Психофизический монизм Э. Маха и его последствия в представлениях о психической реальности
Предпосылки воззрений Э. Маха можно обнаружить, если обратиться к исследованиям культурно-исторического контекста австрийской философии. По словам Л.В. Низьевой, связь психического с физиологическим «типична для австрийской философской традиции» [Низье-ва Л.В., 2015, с. 8]. Она характеризует австрийский подход к психологии как позитивистский по своей сути, поскольку в фокусе внимания Маха располагались преимущественно физио-лого-психические процессы, к истолкованию которых прилагалась естественнонаучная методология, выражающаяся в «терминах "объективного языка физики"» [Низьева Л.В., 2015, с. 11]. Данная особенность проявлялась в последовательных попытках развить психологическую концепцию «психологии без души» [Мах Э., 2003, с. 45], игнорирующей действительность мыслящего, переживающего и действующего субъекта. А сама доктрина психофизического монизма сформировалась под влиянием Дж. Беркли, Д. Юма и в особенности Г.К. Лихтенберга (1740-1799), к которому Мах испытывал симпатию из-за необычайного скептицизма последнего [Жеребин А.И., 2013, с. 137]. Основными идеями Э. Маха можно назвать следующую триаду: во-первых, представление о реальности как комплексе ощущений, во-вторых, идея невозможности Я. В-третьих, принцип экономии мышления. Для раскрытия «психологических» следствий первой идеи обратимся к немецкому мыслителю. Как утверждает Х. Плеснер: «Вследствие всецелой квантификации тела все его качественные характеристики оказываются субъективированными и истолкованными как всего-лишь-явления, а впоследствии — как ощущения» [Плеснер Х., 2004, с. 57]. Здесь весьма уместными представляются слова Лихтенберга: «Я хотел бы, чтобы материя когда-нибудь взялась писать о человеческой душе» [Лихтенберг Г.К., 1965, с. 105]. Конечно, — возражает Плеснер, — ощущение ни в коей мере не служит для познания предпосылкой. И «рассматриваемое как элемент представления оно, вместе с последним, включено во внутренний мир» [Плеснер Х., 2004, с. 70], поэтому психические процессы со-
ставляют непосредственную реальность, в пределах которой осуществляется познавательная деятельность. Соответственно, психология и теория познания у Маха совпадают.

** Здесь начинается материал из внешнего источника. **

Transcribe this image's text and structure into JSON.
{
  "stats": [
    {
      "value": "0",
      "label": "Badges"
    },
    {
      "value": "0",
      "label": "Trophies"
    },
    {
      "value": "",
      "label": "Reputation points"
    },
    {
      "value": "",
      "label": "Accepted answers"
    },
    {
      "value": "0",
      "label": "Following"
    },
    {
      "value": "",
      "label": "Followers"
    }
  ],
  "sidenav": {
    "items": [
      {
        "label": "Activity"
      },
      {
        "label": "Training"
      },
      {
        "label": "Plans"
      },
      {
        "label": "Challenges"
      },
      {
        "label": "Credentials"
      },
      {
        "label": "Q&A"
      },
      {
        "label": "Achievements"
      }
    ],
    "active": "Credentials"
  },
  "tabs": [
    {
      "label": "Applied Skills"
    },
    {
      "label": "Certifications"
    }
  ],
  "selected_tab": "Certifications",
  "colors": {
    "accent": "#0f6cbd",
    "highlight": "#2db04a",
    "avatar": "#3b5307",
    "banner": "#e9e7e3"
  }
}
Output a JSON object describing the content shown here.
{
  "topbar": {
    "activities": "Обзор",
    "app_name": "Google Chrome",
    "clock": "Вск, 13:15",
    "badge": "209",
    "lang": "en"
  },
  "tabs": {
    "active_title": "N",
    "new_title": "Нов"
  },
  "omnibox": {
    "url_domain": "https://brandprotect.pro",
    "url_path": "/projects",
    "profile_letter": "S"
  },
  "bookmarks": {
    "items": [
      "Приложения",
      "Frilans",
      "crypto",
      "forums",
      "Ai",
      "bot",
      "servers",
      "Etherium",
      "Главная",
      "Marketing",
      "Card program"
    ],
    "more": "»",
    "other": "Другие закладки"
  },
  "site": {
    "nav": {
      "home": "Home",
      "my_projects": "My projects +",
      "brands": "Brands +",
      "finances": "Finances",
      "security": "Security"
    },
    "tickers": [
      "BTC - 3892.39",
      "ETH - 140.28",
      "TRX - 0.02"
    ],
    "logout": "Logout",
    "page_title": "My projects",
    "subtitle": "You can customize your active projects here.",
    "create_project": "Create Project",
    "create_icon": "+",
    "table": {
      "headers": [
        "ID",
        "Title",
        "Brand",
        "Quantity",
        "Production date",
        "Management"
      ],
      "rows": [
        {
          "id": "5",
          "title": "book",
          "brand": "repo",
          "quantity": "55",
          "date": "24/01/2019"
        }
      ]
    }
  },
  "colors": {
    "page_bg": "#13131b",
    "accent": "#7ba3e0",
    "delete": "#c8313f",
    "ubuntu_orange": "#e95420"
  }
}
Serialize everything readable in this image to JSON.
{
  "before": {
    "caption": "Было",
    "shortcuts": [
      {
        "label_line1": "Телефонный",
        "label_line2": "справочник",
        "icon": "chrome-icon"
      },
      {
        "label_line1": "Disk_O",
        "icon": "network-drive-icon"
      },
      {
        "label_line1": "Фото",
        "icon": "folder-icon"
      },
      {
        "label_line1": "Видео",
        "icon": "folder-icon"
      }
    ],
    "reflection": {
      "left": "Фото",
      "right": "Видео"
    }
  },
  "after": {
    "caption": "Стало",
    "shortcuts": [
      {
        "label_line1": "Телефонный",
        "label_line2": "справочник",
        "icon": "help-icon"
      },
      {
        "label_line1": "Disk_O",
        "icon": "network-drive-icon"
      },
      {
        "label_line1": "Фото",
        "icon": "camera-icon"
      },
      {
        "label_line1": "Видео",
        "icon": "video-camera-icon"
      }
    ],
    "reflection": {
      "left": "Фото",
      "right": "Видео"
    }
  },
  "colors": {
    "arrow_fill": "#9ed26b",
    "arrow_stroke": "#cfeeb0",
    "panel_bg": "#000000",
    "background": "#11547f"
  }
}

Мах утверждает, что не существует деления на внутреннее и внешнее с отличной от последнего вещью, «существуют только одного рода элементы, из которых слагается то, что считается внутренним и внешним» [Мах Э., 2005, с. 260]. Ему представляется допустимой аналогия между физическими свойствами и ощущениями, ибо «сами по себе они идентичны, а только различны в зависимости от точки зрения, с которой они рассматриваются» [Мах Э., 2005, с. 42]. Однако Х. Плеснер оспаривает философскую позицию Маха, указывая на явный парадокс его системы. Элементы мира, будучи воспринятыми и интерпретированными человеком, остаются продуктами внутренней реальности, и тезис о ее соответствии реальности внешней не устраняет сложившейся перспективы.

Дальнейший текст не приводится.